Previously, researchers had to incorporate polymers and other nanomaterials to keep these types of electrodes from breaking when bent, reducing their electrical storage capacity. Desheng Kong and colleagues wanted to see if deforming a pristine titanium carbide MXene film into accordion-like ridges would preserve the electrode’s electrical properties while increasing the flexibility and stretchability of a supercapacitor.

Stretching the capacity of flexible energy storage

Active radio frequency identification tags, integrated circuit smart cards, and portable electronics are just a few of the applications for flexible energy storage devices. Because of their flexibility, they can be embedded in tiny and flexible electronic devices.
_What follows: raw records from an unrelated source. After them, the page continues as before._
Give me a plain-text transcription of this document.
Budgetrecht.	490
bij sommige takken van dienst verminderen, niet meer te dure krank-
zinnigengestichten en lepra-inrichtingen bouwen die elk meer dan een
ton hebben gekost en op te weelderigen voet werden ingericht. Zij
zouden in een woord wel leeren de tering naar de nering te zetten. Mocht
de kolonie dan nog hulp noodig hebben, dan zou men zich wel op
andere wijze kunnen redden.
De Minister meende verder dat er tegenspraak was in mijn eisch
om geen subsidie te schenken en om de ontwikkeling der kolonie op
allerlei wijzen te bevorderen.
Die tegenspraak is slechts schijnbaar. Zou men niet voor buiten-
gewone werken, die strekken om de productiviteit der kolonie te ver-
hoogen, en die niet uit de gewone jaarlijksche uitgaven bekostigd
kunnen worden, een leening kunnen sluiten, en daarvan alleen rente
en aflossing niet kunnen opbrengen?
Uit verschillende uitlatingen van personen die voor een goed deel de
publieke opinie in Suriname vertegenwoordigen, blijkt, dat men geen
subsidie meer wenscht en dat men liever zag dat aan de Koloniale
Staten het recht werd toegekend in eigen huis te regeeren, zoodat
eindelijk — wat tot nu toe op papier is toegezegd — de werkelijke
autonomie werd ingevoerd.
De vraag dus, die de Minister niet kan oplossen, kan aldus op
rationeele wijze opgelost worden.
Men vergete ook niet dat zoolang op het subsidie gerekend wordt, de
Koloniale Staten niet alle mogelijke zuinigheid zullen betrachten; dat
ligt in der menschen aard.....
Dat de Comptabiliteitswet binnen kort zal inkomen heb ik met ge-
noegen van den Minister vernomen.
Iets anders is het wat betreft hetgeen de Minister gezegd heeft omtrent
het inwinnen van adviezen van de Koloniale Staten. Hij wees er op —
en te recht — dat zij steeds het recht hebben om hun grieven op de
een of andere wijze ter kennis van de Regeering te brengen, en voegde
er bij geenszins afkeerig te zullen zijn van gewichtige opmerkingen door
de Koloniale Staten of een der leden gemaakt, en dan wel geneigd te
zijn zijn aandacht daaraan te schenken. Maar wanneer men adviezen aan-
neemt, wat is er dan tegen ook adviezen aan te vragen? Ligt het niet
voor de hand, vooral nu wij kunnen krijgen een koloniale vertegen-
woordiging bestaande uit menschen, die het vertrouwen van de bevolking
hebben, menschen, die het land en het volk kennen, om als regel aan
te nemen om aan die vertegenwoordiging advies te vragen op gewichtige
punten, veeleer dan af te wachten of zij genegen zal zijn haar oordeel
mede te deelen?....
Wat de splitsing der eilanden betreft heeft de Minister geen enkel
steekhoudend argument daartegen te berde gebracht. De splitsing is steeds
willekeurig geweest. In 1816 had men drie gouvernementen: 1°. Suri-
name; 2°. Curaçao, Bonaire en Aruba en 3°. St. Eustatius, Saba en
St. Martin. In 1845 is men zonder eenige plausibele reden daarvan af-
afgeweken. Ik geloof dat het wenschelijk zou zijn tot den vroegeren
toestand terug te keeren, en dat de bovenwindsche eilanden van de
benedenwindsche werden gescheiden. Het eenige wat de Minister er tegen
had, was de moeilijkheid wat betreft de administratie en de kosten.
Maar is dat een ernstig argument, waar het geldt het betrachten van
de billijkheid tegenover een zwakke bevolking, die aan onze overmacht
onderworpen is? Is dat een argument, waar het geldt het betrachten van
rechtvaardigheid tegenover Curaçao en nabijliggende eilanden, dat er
The researchers used hydrofluoric acid to disintegrate titanium aluminum carbide powder into flakes, then captured the layers of pure titanium carbide nanosheets as a roughly textured film on a filter. The film was then placed on a piece of pre-stretched acrylic elastomer that was 800% its relaxed size. When the polymer was released, it shrank back to its original size, and the adhered nanosheets crumpled into accordion-like wrinkles.

In preliminary tests, the team discovered that the best electrode was made from a 3 m-thick film that could be repeatedly stretched and relaxed without being damaged or affecting its ability to store an electrical charge. This material was used to make a supercapacitor by sandwiching a polyvinyl (alcohol)-sulfuric acid gel electrolyte between two stretchable titanium carbide electrodes.

The device had a high energy capacity comparable to other researchers’ MXene-based supercapacitors, but it also had extreme stretchability up to 800 percent without the nanosheets cracking. After being stretched 1,000 times or bent or twisted, it retained approximately 90% of its energy storage capacity. According to the researchers, the excellent energy storage and electrical stability of their supercapacitor make it appealing for stretchable energy storage devices and wearable electronic systems.

The authors gratefully acknowledge funding from the Jiangsu Provincial Department of Science and Technology of China’s Key Research and Development Program, the China Postdoctoral Science Foundation, and the Jiangsu Province’s High-Level Entrepreneurial and Innovative Talents Program.

The number and variety of electronic devices have increased dramatically in the last five years, and there is currently a growing interest in electronic devices with flexible, thin, and large-area form factors. Mobile devices, healthcare, smart surfaces, smart packaging, and wearables such as smartwatches and e-textiles are just a few of the applications for these electronics. All of these diverse applications necessitate the use of electrical power, and many of them, particularly wireless communication and light-emitting devices, necessitate relatively large current pulses on the order of many milliamps.